At an event in downtown Toronto last week, Ontario Minister of Research and Innovation Glen Murray suggested that investing in knowledge should be the provincial government's re-election issue -- a position he compared favourably to the Conservative party's plan to offer cheaper beer prices. He said there's a reason such an investment is important.
"The economy is changing at a pace unheard of in human history. This is bigger than the industrial revolution, which took 200 years. This is bigger than the agricultural revolution which took 2,000 years. These revolutions are happening in months. It took less than two years for Facebook to get 58 million participants, it took television 20 years to get that many people. The pace of change is monthly for what used to take place in decades. The pace of change in society has become a social challenge in itself."
In what he said he thought was one of the "most important things I'll ever be involved in in my life," Murray announced the launch of a "multi-year, fully funded project" to share data. While details were not made available, Murray said the "
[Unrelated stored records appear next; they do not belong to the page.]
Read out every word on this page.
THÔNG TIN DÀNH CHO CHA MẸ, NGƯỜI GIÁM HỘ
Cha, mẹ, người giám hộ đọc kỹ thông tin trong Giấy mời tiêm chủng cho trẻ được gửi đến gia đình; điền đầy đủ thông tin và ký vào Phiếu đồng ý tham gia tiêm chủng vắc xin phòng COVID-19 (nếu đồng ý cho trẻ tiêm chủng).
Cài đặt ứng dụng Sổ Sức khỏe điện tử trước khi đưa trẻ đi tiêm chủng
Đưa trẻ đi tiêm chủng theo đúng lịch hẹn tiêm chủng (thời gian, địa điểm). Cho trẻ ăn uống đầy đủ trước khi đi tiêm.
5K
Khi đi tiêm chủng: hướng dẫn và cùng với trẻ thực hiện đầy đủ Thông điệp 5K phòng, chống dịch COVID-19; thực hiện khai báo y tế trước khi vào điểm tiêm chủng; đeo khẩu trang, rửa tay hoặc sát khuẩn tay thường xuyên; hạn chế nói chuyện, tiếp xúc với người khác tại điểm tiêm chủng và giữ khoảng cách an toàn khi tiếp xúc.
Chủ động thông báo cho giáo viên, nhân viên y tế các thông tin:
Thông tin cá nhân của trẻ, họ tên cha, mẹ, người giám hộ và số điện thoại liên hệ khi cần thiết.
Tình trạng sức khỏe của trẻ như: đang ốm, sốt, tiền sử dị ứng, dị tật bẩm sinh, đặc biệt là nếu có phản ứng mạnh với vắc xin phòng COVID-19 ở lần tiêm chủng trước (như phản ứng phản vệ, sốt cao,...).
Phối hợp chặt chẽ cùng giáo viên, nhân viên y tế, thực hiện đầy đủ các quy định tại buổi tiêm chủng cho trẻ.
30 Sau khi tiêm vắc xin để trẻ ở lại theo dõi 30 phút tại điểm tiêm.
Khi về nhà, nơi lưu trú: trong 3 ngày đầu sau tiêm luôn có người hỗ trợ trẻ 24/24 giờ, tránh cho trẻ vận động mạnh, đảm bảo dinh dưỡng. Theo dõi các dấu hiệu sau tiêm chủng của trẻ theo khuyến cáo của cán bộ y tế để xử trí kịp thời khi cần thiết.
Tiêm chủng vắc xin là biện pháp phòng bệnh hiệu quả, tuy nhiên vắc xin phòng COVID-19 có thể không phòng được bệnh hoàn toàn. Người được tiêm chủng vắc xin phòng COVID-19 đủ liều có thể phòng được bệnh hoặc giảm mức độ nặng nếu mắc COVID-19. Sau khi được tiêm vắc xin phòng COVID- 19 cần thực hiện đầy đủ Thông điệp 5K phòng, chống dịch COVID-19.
core strategic research centre" would be set up at MaRS and rolled out over the next four months. The plan, he said, is to "try to create a collaborative open-source platform where companies, government and not-for-profits will provide data" and knowledge that would be available to other researchers of all stripes across the province. "My goal is, in the next decade, to drive this collaborative centre to make us the first true wiki-mobile-digital economy."